La définition de l’agriculteur actif mentionnée dans le Plan stratégique national (PSN) pour la PAC 2023 prévoit, qu’à titre individuel, pour être éligible aux aides PAC, il faut être adhérent à l’Atexa et, au-delà de 67 ans, ne pas avoir fait valoir ses droits à retraite (agricole et non-agricole). La définition ne prévoit pas de régime dérogatoire, ni d’entrée en vigueur progressive, ni de seuil de tolérance du montant de retraite.

À l’occasion d’un Conseil supérieur d’orientation (CSO) le 20 décembre 2021, le prédécesseur de Marc Fesneau, M. Julien Denormandie, avait indiqué que des projections réalisées par le ministère avait évalué à environ 20 000 le nombre d’agriculteurs concernés par le plafond de 67 ans en 2023. À l’époque, le cabinet du ministre avait précisé qu’un travail se poursuivrait autour des « cas particuliers ». La CR demande que les dérogations promises soient effectives sans délai.

Des situations ubuesques

La Coordination Rurale a fait remonter au ministère des cas problématiques. Ainsi, la situation d’agriculteurs percevant une retraite de maire avoisinant les 70 € par mois et qui, alors qu’ils sont toujours en activité agricole passés 67 ans, se voient supprimer leurs aides PAC. Il en est de même pour des personnes pluriactives faisant valoir leurs droits sur des activités non-agricoles.

Lors des discussions sur l’établissement de cette règle, la Coordination Rurale a été le seul syndicat à se battre contre une date « couperet » comme celle de l’âge de la retraite à taux plein. Alors que les JA et la Conf’ y sont clairement favorables et que la FNSEA demandait d’exclure de la définition les personnes ayant fait valoir leurs droits à la retraite.

Mi-février, des agriculteurs ont reçu un courrier de la DDTM leur annonçant qu’ils devraient sans doute prévoir une transmission de leurs DPB (Droits à paiement de base) à d’autres agriculteurs car, vu leur situation, ils n’étaient plus éligibles aux aides de la PAC !

Qu’en est-il du respect des contrats que ces agriculteurs ont signé et doivent mener à terme. En effet, des contrats annuels avec des industriels ont été signés à l’automne (par exemple pour les pois de conserve et de betteraves sucrières), voire au printemps (pour les haricots verts). Sachant que pour les pommes de terre de fécule, les contrats sont de 3 ans et qu’il est prévue une pénalité de 100 € pour les tonnes non produites…

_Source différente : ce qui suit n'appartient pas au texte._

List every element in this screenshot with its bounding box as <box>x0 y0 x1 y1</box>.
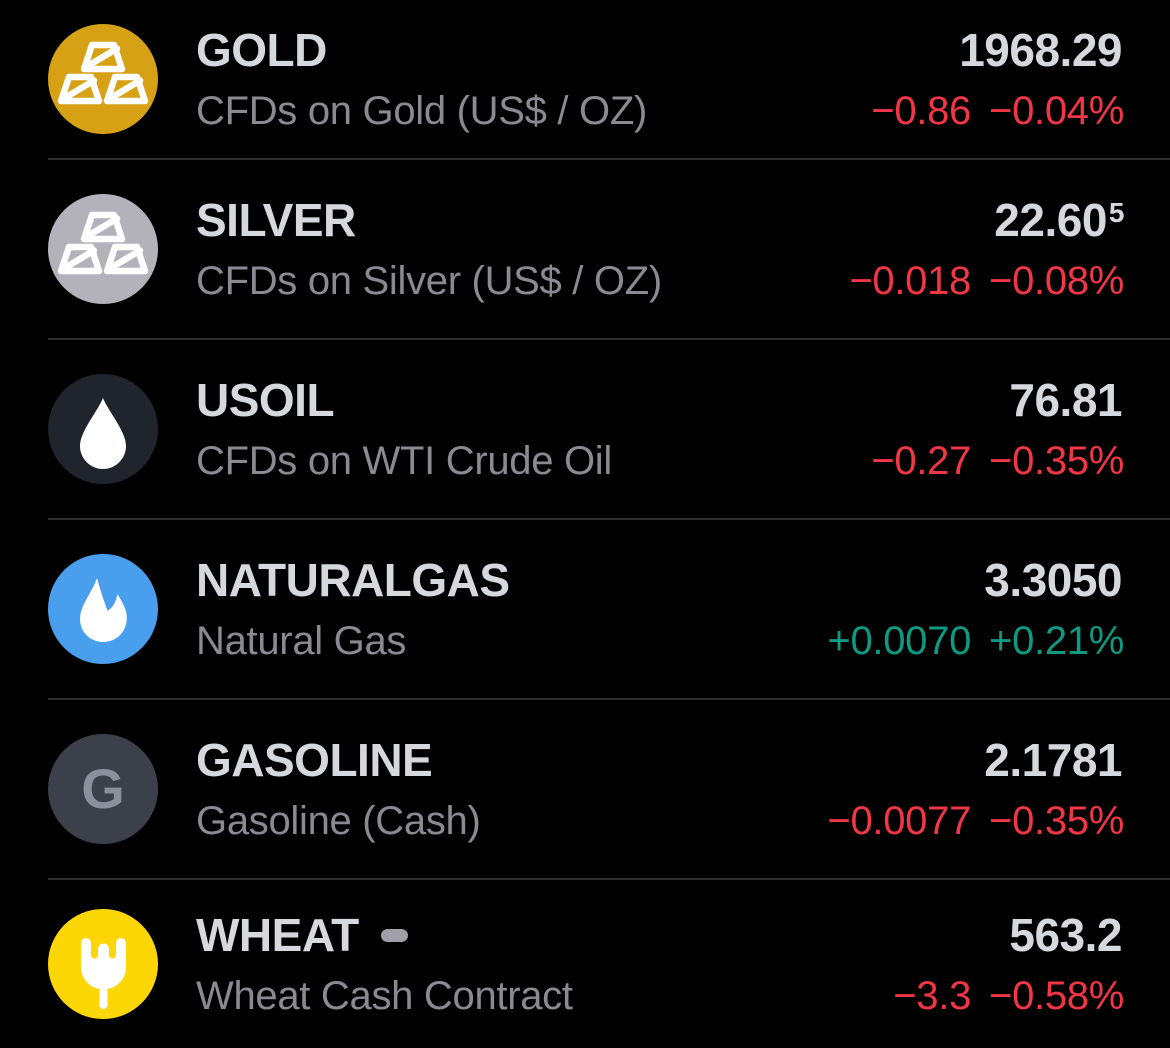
change-percent: +0.21% <box>989 619 1124 663</box>
change-value: −0.27 <box>871 439 972 483</box>
letter-g-icon: G <box>48 734 158 844</box>
watchlist-row-gasoline[interactable]: G GASOLINE Gasoline (Cash) 2.1781 −0.007… <box>0 700 1170 878</box>
last-price: 1968.29 <box>959 24 1122 76</box>
row-divider <box>48 698 1170 700</box>
symbol-info: NATURALGAS Natural Gas <box>196 553 827 665</box>
symbol-description: Wheat Cash Contract <box>196 974 573 1018</box>
quote-info: 22.605 −0.018 −0.08% <box>849 193 1124 305</box>
quote-info: 76.81 −0.27 −0.35% <box>871 373 1124 485</box>
symbol-name: NATURALGAS <box>196 554 510 606</box>
change-value: −0.018 <box>849 259 972 303</box>
quote-info: 2.1781 −0.0077 −0.35% <box>827 733 1124 845</box>
market-status-dash-icon <box>380 928 408 942</box>
letter-g-glyph: G <box>81 757 125 820</box>
last-price: 76.81 <box>1009 374 1122 426</box>
row-divider <box>48 878 1170 880</box>
change-percent: −0.58% <box>989 974 1124 1018</box>
last-price: 22.60 <box>994 194 1107 246</box>
quote-info: 3.3050 +0.0070 +0.21% <box>827 553 1124 665</box>
quote-info: 1968.29 −0.86 −0.04% <box>871 23 1124 135</box>
watchlist-row-wheat[interactable]: WHEAT Wheat Cash Contract 563.2 −3.3 −0.5… <box>0 880 1170 1048</box>
change-value: +0.0070 <box>827 619 972 663</box>
symbol-description: CFDs on Silver (US$ / OZ) <box>196 259 662 303</box>
symbol-name: SILVER <box>196 194 356 246</box>
watchlist-row-gold[interactable]: GOLD CFDs on Gold (US$ / OZ) 1968.29 −0.… <box>0 0 1170 158</box>
watchlist-row-naturalgas[interactable]: NATURALGAS Natural Gas 3.3050 +0.0070 +0.… <box>0 520 1170 698</box>
symbol-info: GASOLINE Gasoline (Cash) <box>196 733 827 845</box>
row-divider <box>48 158 1170 160</box>
change-percent: −0.04% <box>989 89 1124 133</box>
gold-bars-icon <box>48 24 158 134</box>
symbol-name: GASOLINE <box>196 734 433 786</box>
symbol-description: Natural Gas <box>196 619 407 663</box>
symbol-description: Gasoline (Cash) <box>196 799 481 843</box>
change-value: −3.3 <box>893 974 972 1018</box>
watchlist-row-usoil[interactable]: USOIL CFDs on WTI Crude Oil 76.81 −0.27−… <box>0 340 1170 518</box>
symbol-info: WHEAT Wheat Cash Contract <box>196 908 893 1020</box>
change-percent: −0.35% <box>989 439 1124 483</box>
change-percent: −0.08% <box>989 259 1124 303</box>
last-price: 563.2 <box>1009 909 1122 961</box>
symbol-description: CFDs on Gold (US$ / OZ) <box>196 89 647 133</box>
row-divider <box>48 338 1170 340</box>
change-percent: −0.35% <box>989 799 1124 843</box>
oil-drop-icon <box>48 374 158 484</box>
symbol-info: USOIL CFDs on WTI Crude Oil <box>196 373 871 485</box>
symbol-name: GOLD <box>196 24 327 76</box>
watchlist-row-silver[interactable]: SILVER CFDs on Silver (US$ / OZ) 22.605 … <box>0 160 1170 338</box>
silver-bars-icon <box>48 194 158 304</box>
quote-info: 563.2 −3.3 −0.58% <box>893 908 1124 1020</box>
row-divider <box>48 518 1170 520</box>
price-fraction-sup: 5 <box>1108 197 1125 228</box>
wheat-grain-icon <box>48 909 158 1019</box>
symbol-name: WHEAT <box>196 909 359 961</box>
flame-icon <box>48 554 158 664</box>
last-price: 3.3050 <box>984 554 1122 606</box>
symbol-name: USOIL <box>196 374 335 426</box>
last-price: 2.1781 <box>984 734 1122 786</box>
change-value: −0.0077 <box>827 799 972 843</box>
symbol-info: GOLD CFDs on Gold (US$ / OZ) <box>196 23 871 135</box>
change-value: −0.86 <box>871 89 972 133</box>
symbol-info: SILVER CFDs on Silver (US$ / OZ) <box>196 193 849 305</box>
symbol-description: CFDs on WTI Crude Oil <box>196 439 612 483</box>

« Il faut également prendre en compte qu’une parcelle qui perd définitivement ses DPB après 2 ans de non activation n’a plus de valeur économique. Quelle compensation le propriétaire pourra-t-il obtenir pour le préjudice ? De nombreux agriculteurs concernés paient leurs cotisations sociales à la MSA, mais par méconnaissance de la réglementation ont accepté une petite retraite d’un autre régime. Il convient de les avertir au préalable des conséquences d’une telle mesure. » s’insurge Jean-Louis Fenart, président de la CR du Pas-de-Calais. Le président ajoute : « Comment se fait-il que les agriculteurs soient les seuls à ne pas pouvoir cumuler emploi et retraite ? Comment se fait-il que, alors même que la nouvelle réforme des retraites encourage les actifs à travailler plus longtemps, les agriculteurs qui veulent travailler passés 67 ans se voient à tel point méprisés ? ».

La CR demande d’accorder des dérogations pour les personnes percevant des retraites ne relevant pas d’une activité agricole.